On a similar note, sunburn can be lethal and if you don’t have any sunscreen, rub wood ash on your skin to block the sun’s rays. (emphasis added)
Of course, this isn't a silky cream, but wood ash is portable. You can easily carry several days worth, or more, unless you are hiking in short shorts and a sleeveless shirt. Obviously wood ash will be harder to obtain above timberline or in a desert, exactly the places where you need sunscreen the most. But even above timberline there are often scattered trees and scattered downed wood, and deserts may have some woody scrub. Wood ash is stickier than mud, particularly if it is deposited over a layer of campfire grime from a smoky campfire.
Caveats: (1) Make sure the wood ash is cold before applying it to your skin. (2) An anonymous editor made the point (which I have in turn edited) that fresh wood ash mixed with water is caustic, and should not be applied near your eyes, and may irritate your skin. Old wood ash will weather to a carbonate.
It depends on what level of processing makes you feel something is no longer natural.
Typical Sunscreens use Zinc Oxide as a UV blocking agent, as it is photo-stable and creates a nearly invisible layer (when using the highly-processed nanostructure form of the mineral). Zinc Oxide is naturally formed as both the mineral Wurtzite, and the mineral Zincblende. One or both of these 2 minerals could be powdered and rubbed onto the skin for a somewhat ineffective sunscreen. Alternatively, you could look up one of the hundreds of recipes for homemade lotion, and add the powdered mineral to it to make your own sunscreen. You won't get the same level of protection as commercial sunscreen, but you will avoid the under-researched effects of the aforementioned nanostructures.
To clarify, the reasons Zinc Oxide nanostructures are so common in commercial sunscreens are the FDA GRAS status (you can eat Zinc Oxide safely per FDA rating), and the lack of pigmentation that non-nanostructured Zinc Oxide would leave on the skin after rubbing in the sunscreen (goes on white, rubs in clear type of thing).
Red Ochre is a natural earth pigment found in clays that are rich in iron. It's been used for thousands of years by cultures around the world as a natural sunblock. It's also the same pigment used in ancient cave paintings. Native American Indians "war paint" was often worn as a sunblock, and was made out of ochres. Being a clay makes it easier to prepare it into an applicable paste, but it's essentially mud on your face.
Most white substances are usually good. As a bush assumption you can assume that reflectance in visible range means reflectance in UV range. You can grind rock against rock and mix with spit or water. The active components of sunblock are usually pretty common minerals. Rutile, Zinc oxides etc. The organic ones have a tendency to be banned for toxicity after a few years after introduction...

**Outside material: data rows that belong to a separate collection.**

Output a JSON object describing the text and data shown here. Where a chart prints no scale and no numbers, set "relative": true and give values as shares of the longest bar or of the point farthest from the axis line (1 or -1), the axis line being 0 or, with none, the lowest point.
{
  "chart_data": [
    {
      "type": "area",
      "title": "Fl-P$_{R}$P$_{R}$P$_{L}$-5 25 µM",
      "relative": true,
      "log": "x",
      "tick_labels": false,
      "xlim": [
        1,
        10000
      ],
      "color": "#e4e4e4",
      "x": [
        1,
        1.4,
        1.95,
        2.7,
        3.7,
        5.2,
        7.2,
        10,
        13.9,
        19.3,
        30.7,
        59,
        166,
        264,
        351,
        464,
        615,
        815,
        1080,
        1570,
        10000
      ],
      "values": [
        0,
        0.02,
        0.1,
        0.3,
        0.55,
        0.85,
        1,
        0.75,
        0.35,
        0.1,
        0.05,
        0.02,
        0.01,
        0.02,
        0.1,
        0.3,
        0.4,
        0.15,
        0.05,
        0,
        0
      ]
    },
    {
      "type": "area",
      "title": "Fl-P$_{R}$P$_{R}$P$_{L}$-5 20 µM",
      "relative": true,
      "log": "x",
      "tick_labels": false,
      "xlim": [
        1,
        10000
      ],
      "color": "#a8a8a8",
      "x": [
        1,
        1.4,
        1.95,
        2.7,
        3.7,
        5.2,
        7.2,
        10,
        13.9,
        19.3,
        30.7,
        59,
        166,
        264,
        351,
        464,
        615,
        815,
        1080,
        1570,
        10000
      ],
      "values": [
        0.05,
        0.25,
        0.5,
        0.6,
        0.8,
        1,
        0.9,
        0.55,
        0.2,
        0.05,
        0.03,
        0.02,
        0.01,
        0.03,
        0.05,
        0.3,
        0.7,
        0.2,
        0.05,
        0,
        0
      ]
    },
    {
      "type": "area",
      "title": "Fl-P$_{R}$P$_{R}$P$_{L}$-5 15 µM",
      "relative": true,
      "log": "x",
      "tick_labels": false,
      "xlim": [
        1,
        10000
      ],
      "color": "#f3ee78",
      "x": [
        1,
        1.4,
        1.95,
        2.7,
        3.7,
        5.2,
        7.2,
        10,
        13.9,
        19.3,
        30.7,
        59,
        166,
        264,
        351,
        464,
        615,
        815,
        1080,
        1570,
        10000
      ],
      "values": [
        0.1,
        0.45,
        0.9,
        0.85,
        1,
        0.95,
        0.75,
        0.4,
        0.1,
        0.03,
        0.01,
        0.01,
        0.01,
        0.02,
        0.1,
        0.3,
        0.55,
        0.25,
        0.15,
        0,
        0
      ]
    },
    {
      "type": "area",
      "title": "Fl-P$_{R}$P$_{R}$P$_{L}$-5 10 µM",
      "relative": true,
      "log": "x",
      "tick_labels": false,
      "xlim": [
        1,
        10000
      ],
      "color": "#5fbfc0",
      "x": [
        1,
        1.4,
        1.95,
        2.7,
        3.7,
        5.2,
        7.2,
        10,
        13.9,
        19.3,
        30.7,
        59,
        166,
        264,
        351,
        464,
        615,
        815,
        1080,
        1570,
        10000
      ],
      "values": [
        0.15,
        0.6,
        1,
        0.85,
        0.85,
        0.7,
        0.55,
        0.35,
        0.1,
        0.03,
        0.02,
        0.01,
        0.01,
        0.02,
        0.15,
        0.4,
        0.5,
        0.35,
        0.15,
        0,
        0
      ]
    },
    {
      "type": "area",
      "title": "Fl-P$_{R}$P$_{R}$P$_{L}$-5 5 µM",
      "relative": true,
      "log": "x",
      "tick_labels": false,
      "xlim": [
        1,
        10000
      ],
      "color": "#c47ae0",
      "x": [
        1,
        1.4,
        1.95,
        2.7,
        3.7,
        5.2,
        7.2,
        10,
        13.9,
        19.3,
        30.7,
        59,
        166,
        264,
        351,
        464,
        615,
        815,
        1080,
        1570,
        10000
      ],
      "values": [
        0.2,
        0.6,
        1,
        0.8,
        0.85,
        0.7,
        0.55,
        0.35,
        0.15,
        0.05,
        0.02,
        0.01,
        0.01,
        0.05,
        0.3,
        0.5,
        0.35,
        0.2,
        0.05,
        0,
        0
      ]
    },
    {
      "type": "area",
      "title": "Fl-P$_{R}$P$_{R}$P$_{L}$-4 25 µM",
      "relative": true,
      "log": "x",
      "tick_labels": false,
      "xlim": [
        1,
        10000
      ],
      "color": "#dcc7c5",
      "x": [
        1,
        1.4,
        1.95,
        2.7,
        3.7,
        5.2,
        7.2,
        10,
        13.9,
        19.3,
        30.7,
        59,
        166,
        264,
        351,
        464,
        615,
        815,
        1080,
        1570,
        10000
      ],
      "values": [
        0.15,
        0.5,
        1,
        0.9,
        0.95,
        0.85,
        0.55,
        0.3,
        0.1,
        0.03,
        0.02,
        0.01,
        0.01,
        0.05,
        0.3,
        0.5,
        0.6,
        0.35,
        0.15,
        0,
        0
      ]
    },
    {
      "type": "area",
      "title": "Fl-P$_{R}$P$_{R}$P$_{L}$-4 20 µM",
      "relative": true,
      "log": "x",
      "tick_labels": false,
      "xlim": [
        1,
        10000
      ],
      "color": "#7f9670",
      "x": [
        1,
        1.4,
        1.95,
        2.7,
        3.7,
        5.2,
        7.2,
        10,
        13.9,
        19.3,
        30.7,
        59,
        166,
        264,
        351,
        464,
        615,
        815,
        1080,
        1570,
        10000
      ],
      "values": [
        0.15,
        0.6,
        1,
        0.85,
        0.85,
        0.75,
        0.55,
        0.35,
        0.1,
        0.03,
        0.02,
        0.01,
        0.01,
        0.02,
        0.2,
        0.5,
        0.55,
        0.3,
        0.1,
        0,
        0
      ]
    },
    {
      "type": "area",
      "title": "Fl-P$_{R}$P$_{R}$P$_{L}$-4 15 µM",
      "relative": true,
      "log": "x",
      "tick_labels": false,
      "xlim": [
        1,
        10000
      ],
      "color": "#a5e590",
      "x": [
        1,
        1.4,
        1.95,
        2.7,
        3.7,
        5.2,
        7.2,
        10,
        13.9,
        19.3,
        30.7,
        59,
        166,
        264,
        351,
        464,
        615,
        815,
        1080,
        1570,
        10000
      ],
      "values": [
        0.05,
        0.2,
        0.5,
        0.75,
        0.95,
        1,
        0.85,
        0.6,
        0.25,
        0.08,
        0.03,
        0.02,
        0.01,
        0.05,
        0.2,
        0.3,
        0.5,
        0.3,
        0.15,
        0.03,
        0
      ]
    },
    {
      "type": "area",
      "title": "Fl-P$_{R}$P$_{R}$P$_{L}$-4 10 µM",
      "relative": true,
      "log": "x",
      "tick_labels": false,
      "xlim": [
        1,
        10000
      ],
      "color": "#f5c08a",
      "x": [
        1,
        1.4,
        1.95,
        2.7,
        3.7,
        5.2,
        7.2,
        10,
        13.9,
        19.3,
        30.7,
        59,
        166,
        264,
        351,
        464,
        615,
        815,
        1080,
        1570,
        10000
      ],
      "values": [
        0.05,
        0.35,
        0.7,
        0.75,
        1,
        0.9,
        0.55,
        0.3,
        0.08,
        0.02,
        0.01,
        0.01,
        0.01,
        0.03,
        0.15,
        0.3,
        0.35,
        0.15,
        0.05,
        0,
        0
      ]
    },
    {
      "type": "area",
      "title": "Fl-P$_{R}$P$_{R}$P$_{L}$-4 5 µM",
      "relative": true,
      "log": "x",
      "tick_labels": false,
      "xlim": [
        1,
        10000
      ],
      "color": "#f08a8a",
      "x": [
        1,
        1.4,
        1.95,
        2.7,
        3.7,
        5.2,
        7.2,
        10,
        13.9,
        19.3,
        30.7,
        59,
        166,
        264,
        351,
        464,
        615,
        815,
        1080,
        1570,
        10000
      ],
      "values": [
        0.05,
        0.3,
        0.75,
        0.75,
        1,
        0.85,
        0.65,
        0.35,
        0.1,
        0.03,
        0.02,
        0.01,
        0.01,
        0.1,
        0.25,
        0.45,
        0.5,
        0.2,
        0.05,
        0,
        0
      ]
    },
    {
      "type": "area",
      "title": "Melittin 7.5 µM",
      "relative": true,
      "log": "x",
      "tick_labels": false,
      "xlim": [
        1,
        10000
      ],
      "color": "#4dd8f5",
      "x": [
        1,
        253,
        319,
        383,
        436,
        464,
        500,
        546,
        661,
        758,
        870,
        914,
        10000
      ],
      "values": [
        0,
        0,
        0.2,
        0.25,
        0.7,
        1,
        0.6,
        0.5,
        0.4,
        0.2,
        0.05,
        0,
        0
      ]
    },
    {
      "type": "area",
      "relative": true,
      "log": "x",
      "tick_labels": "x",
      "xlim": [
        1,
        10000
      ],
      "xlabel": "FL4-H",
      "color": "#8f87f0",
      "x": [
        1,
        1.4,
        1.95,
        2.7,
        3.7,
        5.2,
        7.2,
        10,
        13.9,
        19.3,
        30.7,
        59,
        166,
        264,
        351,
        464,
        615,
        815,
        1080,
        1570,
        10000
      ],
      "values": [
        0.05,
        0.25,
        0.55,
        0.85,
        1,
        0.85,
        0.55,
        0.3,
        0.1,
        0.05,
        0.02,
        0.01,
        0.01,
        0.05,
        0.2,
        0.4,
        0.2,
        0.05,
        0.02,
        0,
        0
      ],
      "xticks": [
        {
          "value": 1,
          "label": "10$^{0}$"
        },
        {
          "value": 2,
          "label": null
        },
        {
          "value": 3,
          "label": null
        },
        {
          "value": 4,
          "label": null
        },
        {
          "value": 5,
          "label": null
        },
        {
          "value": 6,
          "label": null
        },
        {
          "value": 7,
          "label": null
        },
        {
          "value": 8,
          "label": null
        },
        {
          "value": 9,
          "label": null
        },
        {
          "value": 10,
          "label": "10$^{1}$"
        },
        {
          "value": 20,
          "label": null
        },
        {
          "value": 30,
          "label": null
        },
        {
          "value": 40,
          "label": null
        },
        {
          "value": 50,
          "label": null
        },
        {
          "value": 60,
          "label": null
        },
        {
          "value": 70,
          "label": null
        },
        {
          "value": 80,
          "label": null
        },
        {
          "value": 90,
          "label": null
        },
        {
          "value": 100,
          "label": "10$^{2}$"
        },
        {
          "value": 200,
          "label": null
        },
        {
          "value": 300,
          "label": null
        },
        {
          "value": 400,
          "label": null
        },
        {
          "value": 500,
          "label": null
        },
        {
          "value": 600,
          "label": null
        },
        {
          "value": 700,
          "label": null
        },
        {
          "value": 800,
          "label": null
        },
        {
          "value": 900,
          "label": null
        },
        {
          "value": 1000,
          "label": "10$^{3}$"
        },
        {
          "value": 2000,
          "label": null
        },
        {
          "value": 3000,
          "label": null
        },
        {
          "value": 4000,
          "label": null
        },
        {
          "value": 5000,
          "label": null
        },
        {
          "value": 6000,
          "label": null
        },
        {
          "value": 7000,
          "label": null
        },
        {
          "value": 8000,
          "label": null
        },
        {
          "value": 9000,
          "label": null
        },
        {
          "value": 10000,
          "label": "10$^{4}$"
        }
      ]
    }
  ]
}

A quick Google search reveals that carrot seed oil has an SPF of 40 and raspberry seed oil has an SPF of 30. The reliability of the site is not established.
Just FYI here's a formal study of herbal sunscreens. One of the products tested claimed to be carrot seed based but another person evaluated the ingredients and discovered zinc oxide which probably contributed largely to the SPF.
The white dust, technically "bloom", found on the trunks of aspen (Populus tremuloides) trees has been used as a sun block. Some trees have more than others. Rubbing a hand on the bark and transferring the dust to your skin does noticeably leave a whitened area so I'm inclined to believe it is some help. There are numerous species of Populus, so it might be possible to find other trees with similar benefit.